Mercury wrote: ↑November 9th, 2022, 10:32 am
Almost everyone except philosophers are sophisticated enough to be able to appreciate that scientific proof is proof of the hypothesis specified in relation to the evidence offered - and does not imply some absolutist concept of truth with a capital T - but a valid condition within the specified range, open to revision in light of further evidence. Your failure to describe, and allude to such a qualified concept of proof is a demonstration of the one eyed myopia of the tradition from which you speak, because clearly, science does provide proof - and everyone knows that but you!
Pattern-chaser wrote: ↑November 9th, 2022, 10:45 amWhat you describe isn't proof, it's something more like confidence. This isn't just pedantry, it's much more important than quibbling over word-meaning. It's about how science functions. Science is an inductive discipline. It cannot be otherwise. It starts from observations or measurements — evidence — and tries to go from these specifics to the general: theories. The universe did not come with a rule book for humans, so this is the only possible way we could ever apprehend the functioning of the universe.
And because science is inductive, it cannot prove anything, but only disprove it by/with a contrary/contradictory example. This is fundamental to science, and therefore to an understanding of science. It matters, even to non-philosophers.
Mercury wrote: ↑November 9th, 2022, 12:21 pm
I disagree. It can be shown that "A causes B" with regard to experiment, verified by an independent observer. If you drop a rock it falls to the floor. Why?
Pattern-chaser wrote: ↑November 10th, 2022, 11:42 amWe don't know. That's sort of the point of scientific investigation. So far, we have no valid explanation for gravity.

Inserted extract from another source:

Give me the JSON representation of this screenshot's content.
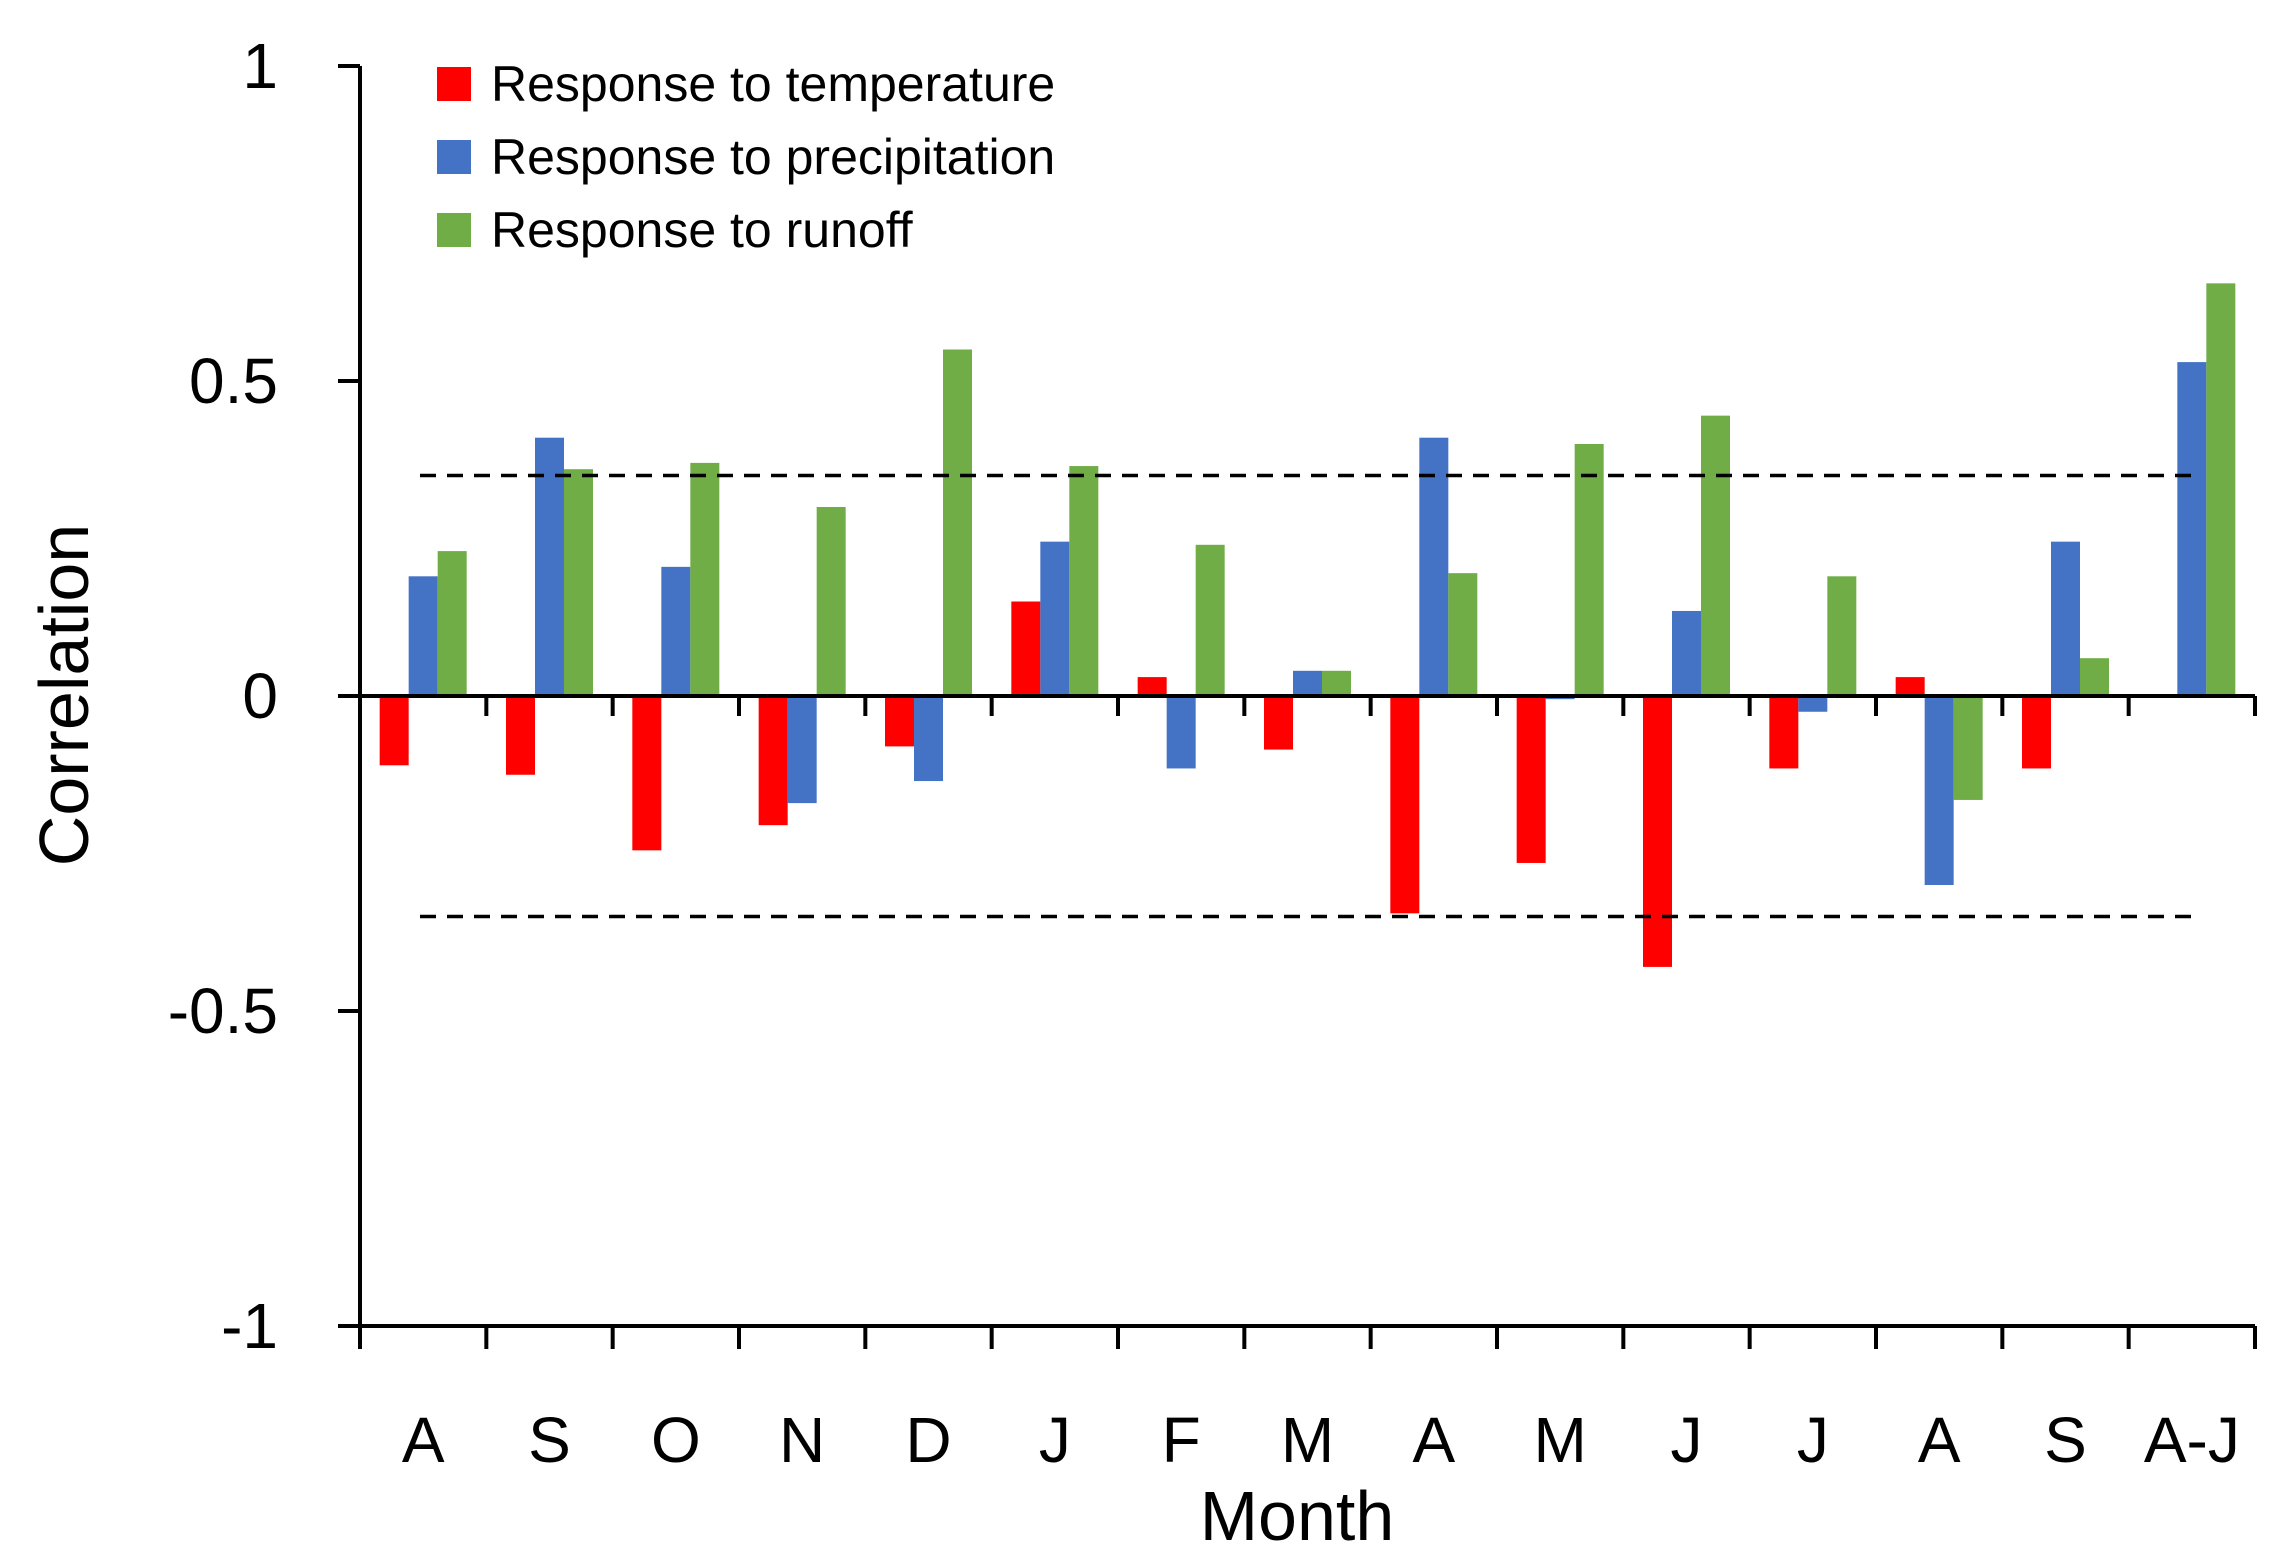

We know that rocks drop to the floor, but we have no idea why. Our reference is apparent reality, if only because it's the only reference we have. Reality is always right. So is the evidence — assuming no observational or measurement errors — but all else is speculation.
Right, but we know that a rock dropped will fall to the floor - every time. Because there is a thing called gravity. We know how it works. We can model it mathematically. Gravity explains how everything else acts - so you cannot say this rock - when dropped, may or may not fall to the floor. Because that would be to negate the principle we see operating in everything else.
The absolute nature of reality is another question entirely. The mechanism of gravity aside; we know that:
F=Gx(M/R^2)
F = force
G = gravitational constant
m = mass of object
r = distance between centers of the masses.
such that....if you say A does not cause B, then you imply that planets don't orbit the sun. Consequently, it's not inductive reasoning to say A causes B.
Let me try and express this another way:
"The fundamental core of contemporary Darwinism, the theory of DNA-based reproduction and evolution, is now beyond dispute among scientists. It demonstrates its power every day, contributing crucially to the explanation of planet-sized facts of geology and meteorology, through middle-sized facts of ecology and agronomy, down to the latest microscopic facts of genetic engineering. It unifies all of biology and the history of our planet into a single grand story. Like Gulliver tied down in Lilliput, it is unbudgeable, not because of some one or two huge chains of argument that might–hope against hope–have weak links in them, but because it is securely tied by hundreds of thousands of threads of evidence anchoring it to virtually every other field of knowledge." Daniel C. Dennett.
Do you see how there's a cross referenced form of scientific proof here; where the rock must fall to the floor because the planets orbit in the heavens? The problem with the problem of induction is that it excludes all this -it has scientists snatching an hypothesis from thin air, and working methodologically, left to right through the scientific method, reducing the scientist to the absurdity of checking that every swan in the world is white - before he can claim knowledge.
And this is my point; in the philosophical tradition that was excluded by a massive overemphasis on Cartesian subjectivism, there is scientific proof.